The Bahia tyrannulet is monotypic.

Gonzaga & Pacheco, who discovered and formally described the species, gave it its English name "because it is the only species of Phylloscartes known to be endemic to [the Bahia] area". They assigned the specific epithet beckeri to honor the Bahian biologist Johann Becker "in recognition of his long-standing interest in several fields of natural history".

The Bahia tyrannulet is the second to last of four species of genus Phylloscartes described in the late twentieth century. It was preceded by the Alagoas tyrannulet (P. ceciliae) in 1987 and the restinga tyrannulet (P. kronei) in 1992, and followed by the cinnamon-faced tyrannulet (P. parkeri) in 1997. The four were the first members of the genus described since the Minas Gerais tyrannulet (P. roquettei) in 1928, and as of late 2024 no others had been described.

==Description==

The Bahia tyrannulet is about 12 cm long and weighs 7.5 to 9 g. The sexes have the same plumage. Adults have a buffy stripe from the lores that becomes creamy whitish past the eye, a buffy eye-ring, and a dusky line through the eye that continues to the rear and sweeps around the dark yellowish ear coverts. Their crown, nape, back, and rump are bright olive-green with a grayish center to the crown. Their wings are dusky olive with pale yellow edges on the flight feathers. Their wing coverts have yellow tips that form two wing bars. Their tail is dusky olive with thin yellowish olive-green edges. Their throat and breast are dirty whitish with pale yellow flecks. The rest of their underparts are medium yellow with faint olive markings on the sides of the breast and flanks. Both sexes have a dark brown iris, a long, pointed, brown bill with a pearly whitish base to the mandible, and pale gray legs and feet.
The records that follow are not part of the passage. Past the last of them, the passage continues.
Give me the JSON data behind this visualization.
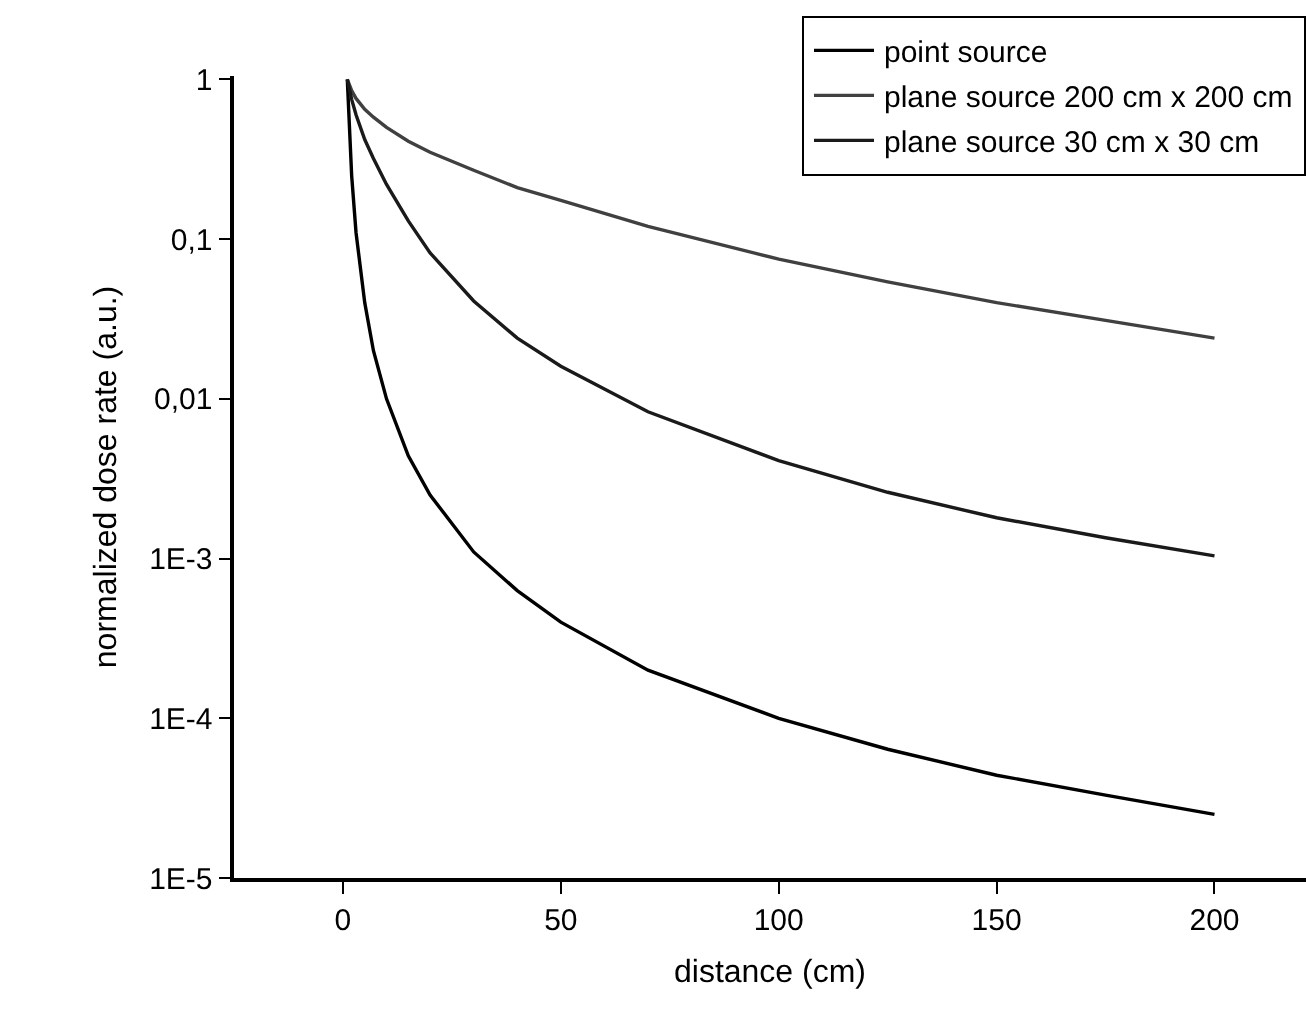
{
  "chart_data": {
    "type": "line",
    "xlabel": "distance (cm)",
    "ylabel": "normalized dose rate (a.u.)",
    "x": [
      1,
      2,
      3,
      5,
      7,
      10,
      15,
      20,
      30,
      40,
      50,
      70,
      100,
      125,
      150,
      175,
      200
    ],
    "series": [
      {
        "name": "point source",
        "color": "#000000",
        "values": [
          1,
          0.25,
          0.11,
          0.04,
          0.02,
          0.01,
          0.0044,
          0.0025,
          0.0011,
          0.00063,
          0.0004,
          0.0002,
          0.0001,
          6.4e-05,
          4.4e-05,
          3.3e-05,
          2.5e-05
        ]
      },
      {
        "name": "plane source 200 cm x 200 cm",
        "color": "#404040",
        "values": [
          1,
          0.85,
          0.76,
          0.65,
          0.58,
          0.5,
          0.41,
          0.35,
          0.27,
          0.21,
          0.175,
          0.12,
          0.075,
          0.054,
          0.04,
          0.031,
          0.024
        ]
      },
      {
        "name": "plane source 30 cm x 30 cm",
        "color": "#1a1a1a",
        "values": [
          1,
          0.75,
          0.6,
          0.42,
          0.32,
          0.22,
          0.13,
          0.082,
          0.041,
          0.024,
          0.016,
          0.0083,
          0.0041,
          0.0026,
          0.0018,
          0.00135,
          0.00104
        ]
      }
    ],
    "log": "y",
    "xlim": [
      -25,
      221
    ],
    "xticks": [
      0,
      50,
      100,
      150,
      200
    ],
    "ylim": [
      1e-05,
      1.05
    ],
    "yticks": [
      {
        "value": 1,
        "label": "1"
      },
      {
        "value": 0.1,
        "label": "0,1"
      },
      {
        "value": 0.01,
        "label": "0,01"
      },
      {
        "value": 0.001,
        "label": "1E-3"
      },
      {
        "value": 0.0001,
        "label": "1E-4"
      },
      {
        "value": 1e-05,
        "label": "1E-5"
      }
    ],
    "legend": "top right",
    "marker": "none",
    "line_style": "solid"
  }
}
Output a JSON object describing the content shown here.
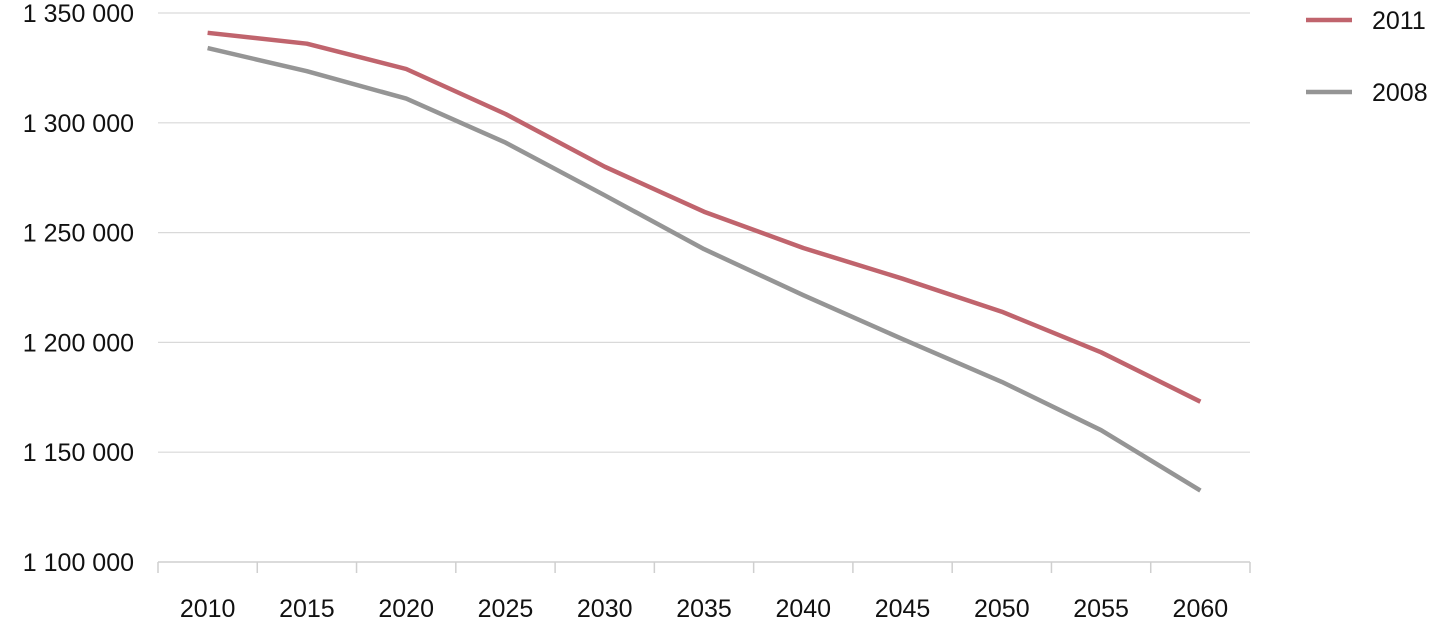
{
  "chart_data": {
    "type": "line",
    "title": "",
    "xlabel": "",
    "ylabel": "",
    "x": [
      "2010",
      "2015",
      "2020",
      "2025",
      "2030",
      "2035",
      "2040",
      "2045",
      "2050",
      "2055",
      "2060"
    ],
    "ylim": [
      1100000,
      1350000
    ],
    "yticks": [
      1100000,
      1150000,
      1200000,
      1250000,
      1300000,
      1350000
    ],
    "ytick_labels": [
      "1 100 000",
      "1 150 000",
      "1 200 000",
      "1 250 000",
      "1 300 000",
      "1 350 000"
    ],
    "grid": true,
    "legend_position": "top-right",
    "series": [
      {
        "name": "2011",
        "color": "#c0646d",
        "values": [
          1341000,
          1336000,
          1324500,
          1304000,
          1280000,
          1259500,
          1243000,
          1229000,
          1214000,
          1195500,
          1173000
        ]
      },
      {
        "name": "2008",
        "color": "#959595",
        "values": [
          1334000,
          1323500,
          1311000,
          1291000,
          1267000,
          1242500,
          1221500,
          1201500,
          1182000,
          1160000,
          1132500
        ]
      }
    ]
  }
}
==Distribution and habitat==

The Bahia tyrannulet is known only from central and southern Bahia into northeastern Minas Gerais states of southeastern Brazil. It inhabits primary and mature secondary highland evergreen forest. In elevation it is known between 750 and 1200 m.

==Behavior==
===Movement===

The Bahia tyrannulet is a year-round resident.

===Feeding===

The Bahia tyrannulet's diet has not been detailed but is known to include insects. It forages actively, usually in the upper third or quarter of the forest's height about 6 to 12 m above the ground. It typically perches on a branch and makes short sallies to grab or hover-glean prey from leaves and twigs. It typically forages in pairs or small (family?) groups and almost always as part of a mixed-species feeding flock.

===Breeding===

The Bahia tyrannulet is believed to breed between September and February. Nothing else is known about its breeding biology.

===Vocalization===

The Bahia tyrannulet's song is described as faint and twittery with short trills. Pairs make very soft "tik" contact calls.

==Status==

The IUCN has assessed the Bahia tyrannulet as Near Threatened. It has a fragmented range and its estimated population of between 1,000 – 2,499 mature individuals (as of 2025) is believed to be decreasing. As of late 2024 it was known from seven sites in Bahia and two in Minas Gerais. It does occur in a few protected areas. Forests within its range are severely fragmented and under continuing threat from logging and conversion to agriculture and ranching. "This tyrannid's global population of a few thousand individuals is likely to decline rapidly in the near future, unless effective protection of Chapada Diamantina and surrounding forests is achieved, or new populations are found between there and Boa Nova."